14:30Now that type of data you saw, action data, it's not everywhere. It's actually pretty it's pretty new actually. So the big question is the big question we had was how do we get that data? Think about it. It maybe if if you were to brute force this, you could yourself think of a few tasks your end users do. Write the
14:52API calls. Maybe there's some other ways to to maybe there's some ways to generate a few examples like this. You could think of maybe with some annotators you could you could think of some ways to generate this data. But we need this at scale because we're training models, right? We need to create thousands of these and we need to
15:08be able to create thousands of these for lots of new new use cases all the time for lots of new domains. And so what we created is an open-source data generation pipeline for exactly this everyone. It's called API genen.
15:27And this is our this is our framework. This is our pipeline that we use to train the models that you just saw on that leaderboard. This is it. And step one of this framework involves LLM gener generation of tasks and tool calls. So we do use LLM to help synthesize some of this data. But as you can imagine, LMS
15:46make mistakes, LM hallucinate. We can't just rely on that. That would be lowquality data. We have a second step, and that's where all the work gets done.

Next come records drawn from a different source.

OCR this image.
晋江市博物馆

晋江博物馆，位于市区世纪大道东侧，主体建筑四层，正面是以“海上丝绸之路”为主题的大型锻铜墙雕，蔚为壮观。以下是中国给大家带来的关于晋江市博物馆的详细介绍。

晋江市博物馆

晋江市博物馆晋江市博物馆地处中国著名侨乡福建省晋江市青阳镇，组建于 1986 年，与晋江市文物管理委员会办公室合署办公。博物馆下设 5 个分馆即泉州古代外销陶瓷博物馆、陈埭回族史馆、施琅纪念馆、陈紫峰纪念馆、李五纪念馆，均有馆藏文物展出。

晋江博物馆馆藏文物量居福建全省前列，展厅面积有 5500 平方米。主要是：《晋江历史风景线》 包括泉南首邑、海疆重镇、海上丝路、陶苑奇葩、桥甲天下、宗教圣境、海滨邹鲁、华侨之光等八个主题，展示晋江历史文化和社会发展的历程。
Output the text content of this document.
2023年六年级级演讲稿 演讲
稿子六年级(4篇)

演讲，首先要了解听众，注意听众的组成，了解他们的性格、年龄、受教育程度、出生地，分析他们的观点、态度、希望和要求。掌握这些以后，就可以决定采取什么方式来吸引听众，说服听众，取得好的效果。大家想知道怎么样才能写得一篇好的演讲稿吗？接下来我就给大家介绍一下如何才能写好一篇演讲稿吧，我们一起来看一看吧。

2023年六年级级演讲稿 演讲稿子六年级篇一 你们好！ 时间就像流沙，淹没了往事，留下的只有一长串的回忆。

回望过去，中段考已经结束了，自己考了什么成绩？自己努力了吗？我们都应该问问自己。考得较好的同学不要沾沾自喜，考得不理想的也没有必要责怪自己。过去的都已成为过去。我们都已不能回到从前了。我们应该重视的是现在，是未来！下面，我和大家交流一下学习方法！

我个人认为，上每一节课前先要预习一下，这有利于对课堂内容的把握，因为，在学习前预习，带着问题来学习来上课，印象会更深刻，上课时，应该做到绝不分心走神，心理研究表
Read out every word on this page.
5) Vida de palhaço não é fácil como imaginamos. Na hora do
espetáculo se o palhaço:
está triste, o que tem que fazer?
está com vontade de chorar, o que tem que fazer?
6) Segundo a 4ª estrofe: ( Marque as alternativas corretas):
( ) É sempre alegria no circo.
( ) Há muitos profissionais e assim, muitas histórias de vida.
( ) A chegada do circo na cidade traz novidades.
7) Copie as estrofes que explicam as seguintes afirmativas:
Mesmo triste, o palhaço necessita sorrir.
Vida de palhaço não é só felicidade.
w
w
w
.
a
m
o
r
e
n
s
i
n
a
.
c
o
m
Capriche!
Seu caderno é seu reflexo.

15:54Lots of different levels of verification, whether it's actually calling the API calls that that the LLM suggested to make sure they're valid.
16:01Lots of different error checking. Um there's LLM committee evaluations. That's where all the quality happens.
16:08And in that step, points are actually going to be removed are going to be thrown out if they if they are not at a certain quality. Then we step three, we added in simulated conversation as well.
16:20That's how we make the the these action data points look realistic and capture the nuances of actually of actually interacting with the user.
16:31And everyone, as I mentioned, these are both open source. Feel free to check feel free to scan these QR codes to check them out yourself. So the XLAM will take you to our hugging face page.
16:40You'll be able to see all the models um that you can download and try. The API gen will take you to our API gen technical report. You can see how we build it. You can check out our GitHub to actually try the framework yourself.
16:52And there's samples of what this data actually look like that we use to train these top performing small language models. Thanks so much everyone.